Nardi wrote:
long time guy wrote:
Boilermaker Rick wrote:
long time guy wrote:
If it were as provincial as Brick keeps suggesting then why hasn't there been interest in DePaul basketball for the better part of 25 years?
I say this as a guy that can remember a time (bet Brick can't) when Depaul basketball was bigger in this city than the Chicago Bulls.
Well, Minnesota football was once the dominant football team in the country. Times change and there are a lot of reasons why other teams may have passed them.
long time guy wrote:
Why isn't there interest in St. John's?. Its obvious. When they stopped paying for iconic players no one much cared about them any longer.
Are you just randomly naming teams now? Do I have to give you a list of every team in the country and why they are what they are?
St Johns was never a national power either but their decline, like most but not all of the non-football schools, has a lot to do with that too.
St. John's was a national power during the 80's. You don't know what you are talking about. Why? because they played a ton of nationally televised games. When they churned out NBA caliber players more people cared about them. If you think that people care about college basketball simply because its college basketball then you are mistaken. People care about watching quality college basketball teams play. I can give you a myriad of teams that were relevant 20-30 years that aren't (GT anyone) simply because they do not have star players anymore.
Again you don't know what you are talking about.

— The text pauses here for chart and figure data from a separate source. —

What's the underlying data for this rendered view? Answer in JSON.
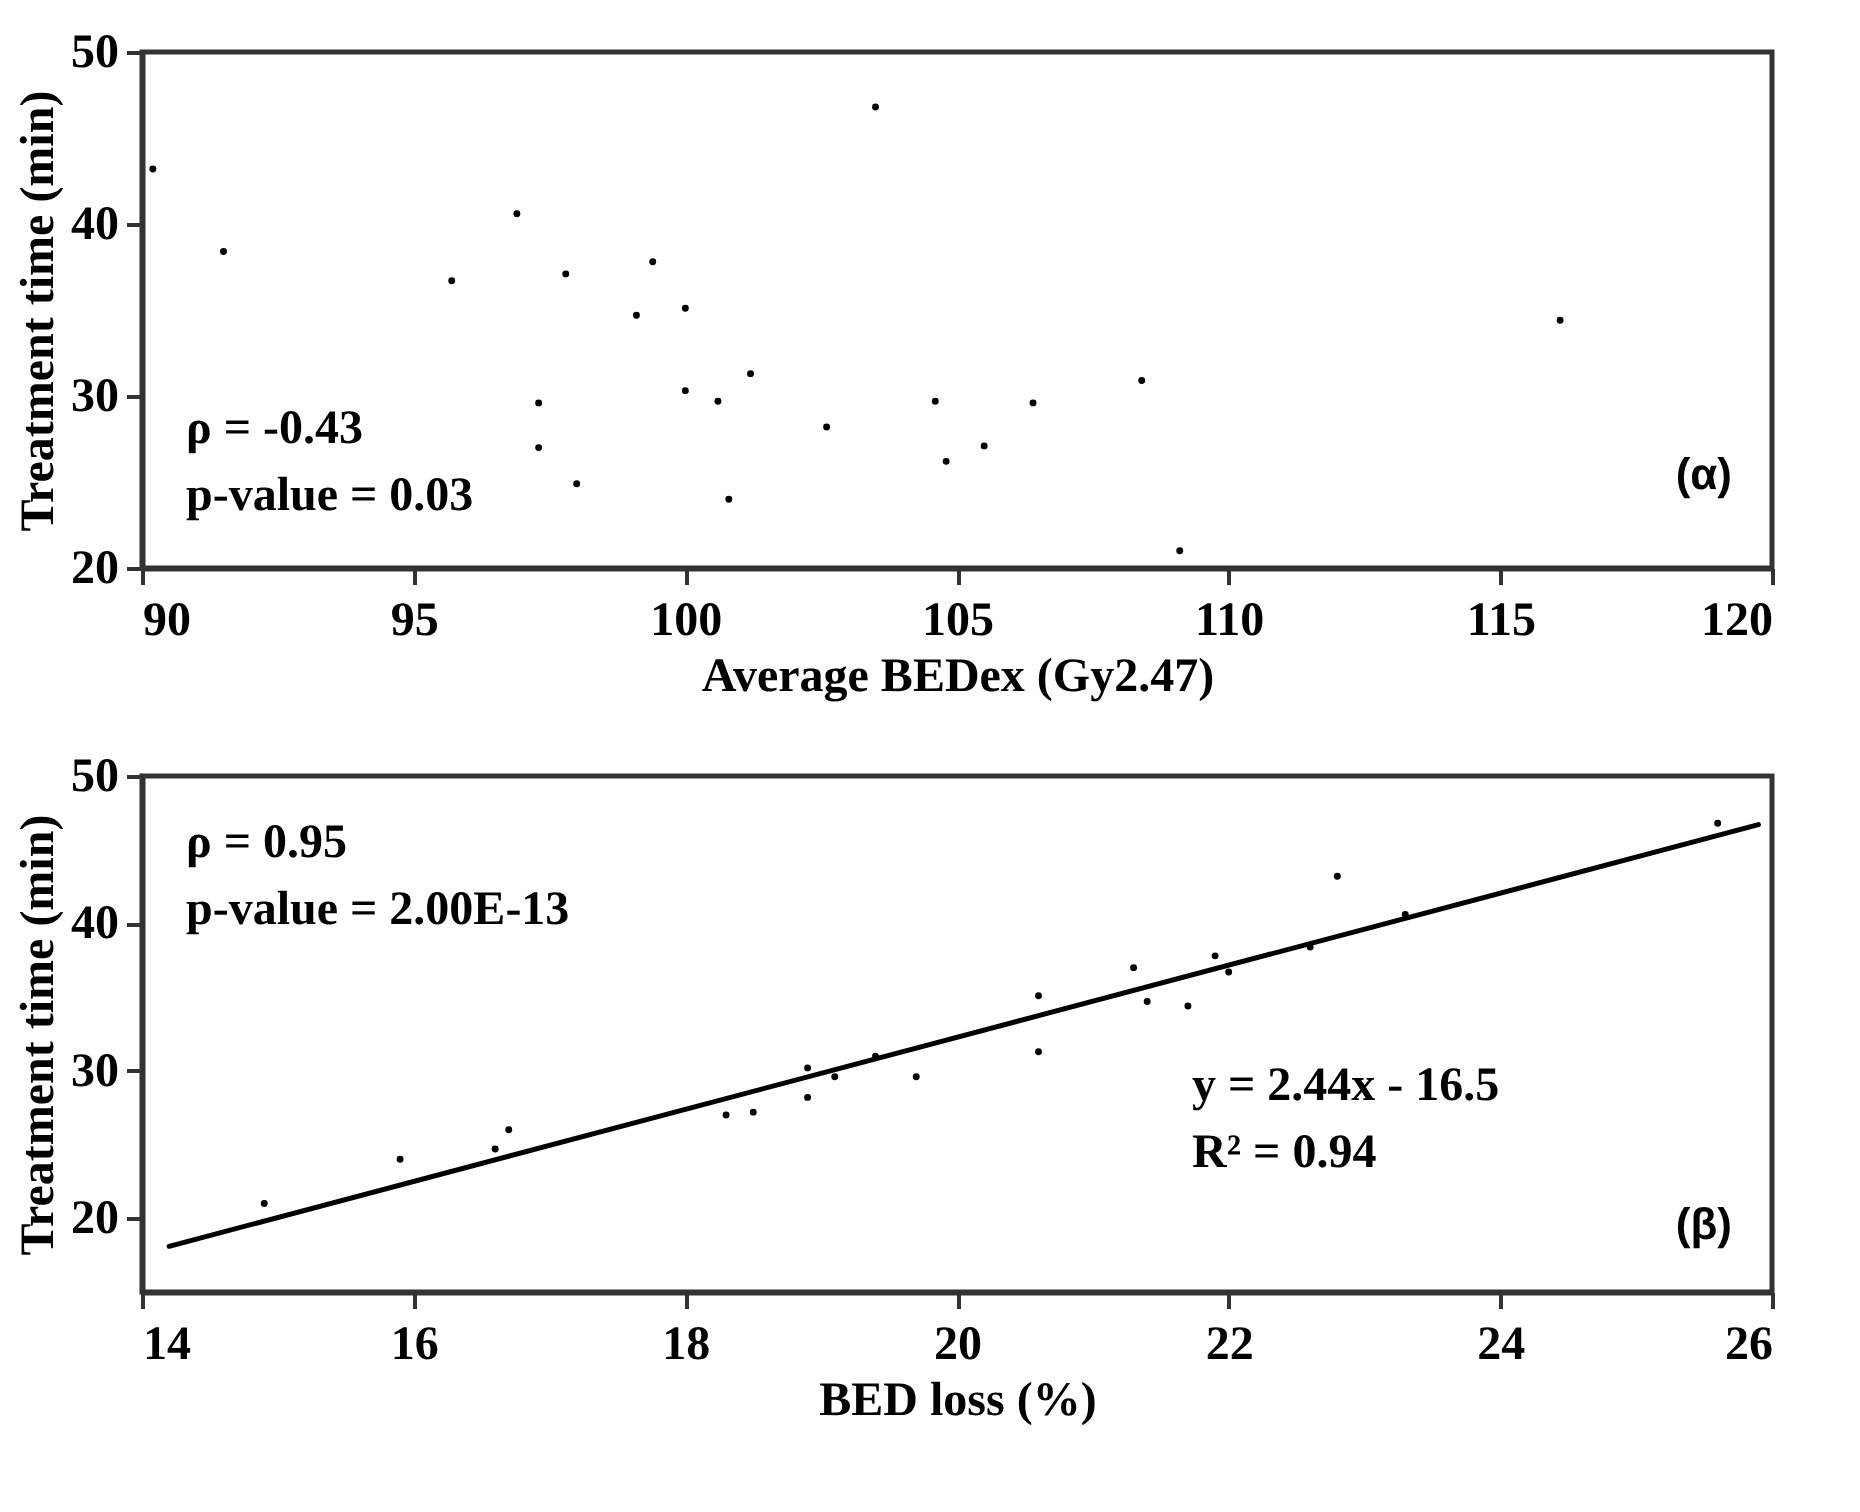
{
  "chart_data": [
    {
      "type": "scatter",
      "xlabel": "Average BEDex (Gy2.47)",
      "ylabel": "Treatment time (min)",
      "xlim": [
        90,
        120
      ],
      "xticks": [
        90,
        95,
        100,
        105,
        110,
        115,
        120
      ],
      "ylim": [
        20,
        50
      ],
      "yticks": [
        20,
        30,
        40,
        50
      ],
      "grid": false,
      "marker": "circle",
      "annotations": [
        "ρ = -0.43",
        "p-value = 0.03",
        "(α)"
      ],
      "series": [
        {
          "color": "#000000",
          "x": [
            90.2,
            91.5,
            95.7,
            96.9,
            97.8,
            99.1,
            99.4,
            100.0,
            100.0,
            100.6,
            101.2,
            97.3,
            97.3,
            98.0,
            100.8,
            102.6,
            103.5,
            104.6,
            104.8,
            105.5,
            106.4,
            108.4,
            109.1,
            116.1
          ],
          "values": [
            43.2,
            38.4,
            36.7,
            40.6,
            37.1,
            34.7,
            37.8,
            35.1,
            30.3,
            29.7,
            31.3,
            29.6,
            27.0,
            24.9,
            24.0,
            28.2,
            46.8,
            29.7,
            26.2,
            27.1,
            29.6,
            30.9,
            21.0,
            34.4
          ]
        }
      ]
    },
    {
      "type": "scatter",
      "xlabel": "BED loss (%)",
      "ylabel": "Treatment time (min)",
      "xlim": [
        14,
        26
      ],
      "xticks": [
        14,
        16,
        18,
        20,
        22,
        24,
        26
      ],
      "ylim": [
        15,
        50
      ],
      "yticks": [
        20,
        30,
        40,
        50
      ],
      "grid": false,
      "annotations": [
        "ρ = 0.95",
        "p-value = 2.00E-13",
        "y = 2.44x - 16.5",
        "R² = 0.94",
        "(β)"
      ],
      "series": [
        {
          "color": "#000000",
          "marker": "circle",
          "x": [
            14.9,
            15.9,
            16.6,
            16.7,
            18.3,
            18.5,
            18.9,
            18.9,
            19.1,
            19.4,
            19.7,
            20.6,
            20.6,
            21.3,
            21.4,
            21.7,
            21.9,
            22.0,
            22.6,
            22.8,
            23.3,
            25.6
          ],
          "values": [
            21.0,
            24.0,
            24.7,
            26.0,
            27.0,
            27.2,
            28.2,
            30.2,
            29.6,
            31.0,
            29.6,
            35.1,
            31.3,
            37.0,
            34.7,
            34.4,
            37.8,
            36.7,
            38.4,
            43.2,
            40.6,
            46.8
          ]
        },
        {
          "type": "line",
          "color": "#000000",
          "marker": "none",
          "line_style": "solid",
          "x": [
            14.2,
            25.9
          ],
          "values": [
            18.1,
            46.7
          ]
        }
      ]
    }
  ]
}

You and Jemele are proposing to the elite athlete, Just Do It. and you expect them to come running. Why would they come running? There a a dozen reasons they wouldn't and from what I can tell, one one that they would. And the one reason is certainly against theirs and their family's self interests. Philanthropy is for those that are already successful.

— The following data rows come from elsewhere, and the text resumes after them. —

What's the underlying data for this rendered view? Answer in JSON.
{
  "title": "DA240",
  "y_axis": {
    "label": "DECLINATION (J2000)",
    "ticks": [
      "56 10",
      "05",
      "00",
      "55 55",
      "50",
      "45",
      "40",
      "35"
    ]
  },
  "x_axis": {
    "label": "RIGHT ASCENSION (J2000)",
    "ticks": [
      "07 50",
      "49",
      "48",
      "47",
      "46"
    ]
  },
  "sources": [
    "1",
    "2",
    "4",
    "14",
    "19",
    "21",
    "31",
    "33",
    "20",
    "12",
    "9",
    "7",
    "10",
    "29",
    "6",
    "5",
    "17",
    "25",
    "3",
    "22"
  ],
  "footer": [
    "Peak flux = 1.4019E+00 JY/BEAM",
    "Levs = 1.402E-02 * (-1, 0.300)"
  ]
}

Which actually acknowledges the problem I have with those so aggrieved by her column. DePaul was paying well long ago, Kentucky, UNC, Louisville, Arizona & Auburn are getting caught at it now. It's proof of the flawed system and now if only to disrupt television & shoe company money
Hill offers up a choice for some kids & schools that otherwise have been proven to largely have their better educational interests at heart. She's not demanding anything of the elite athlete, just suggesting something many fed up with this entirely corrupt system have murmured about for years. And imo, the reflexive outrage/furor is misplaced, if not completely hypocritical.
It's a completely monopolistic system aided and abetted by the NCAA, major media & shoe companies. That it's so dirty to it's core, yet her clear intent is seemingly being so twisted to defend it is sad imo.

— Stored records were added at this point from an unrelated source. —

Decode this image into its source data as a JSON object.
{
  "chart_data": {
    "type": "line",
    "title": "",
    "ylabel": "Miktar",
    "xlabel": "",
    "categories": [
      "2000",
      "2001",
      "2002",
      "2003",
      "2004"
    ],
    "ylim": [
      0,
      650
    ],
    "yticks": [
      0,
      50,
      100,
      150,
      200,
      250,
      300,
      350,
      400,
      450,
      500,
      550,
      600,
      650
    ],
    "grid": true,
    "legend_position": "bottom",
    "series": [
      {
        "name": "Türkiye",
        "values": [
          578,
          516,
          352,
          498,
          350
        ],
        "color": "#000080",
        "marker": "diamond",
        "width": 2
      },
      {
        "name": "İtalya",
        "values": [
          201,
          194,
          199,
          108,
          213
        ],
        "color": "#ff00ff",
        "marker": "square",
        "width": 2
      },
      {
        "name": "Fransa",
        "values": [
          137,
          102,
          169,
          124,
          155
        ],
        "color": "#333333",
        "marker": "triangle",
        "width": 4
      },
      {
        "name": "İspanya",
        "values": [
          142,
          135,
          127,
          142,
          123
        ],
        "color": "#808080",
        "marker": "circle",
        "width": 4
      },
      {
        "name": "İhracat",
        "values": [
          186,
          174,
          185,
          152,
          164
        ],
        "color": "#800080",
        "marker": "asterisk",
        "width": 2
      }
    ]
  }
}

It kind of reminds me of the mid/late 80's & the U. Rotten to the core, but it made boosters feel good & admission applications skyrocket. Bring in the money to what used to be a sleepy school with a crap program and all will be largely overlooked. Until it couldn't be.
In comparison to a dirty national power in basketball at that time, UNLV. Where the games were too late for tv ratings, where the coach thumbed his nose to the "respectables", and yet they were always being hit by the NCAA for fear that they'd disrupt the status quo.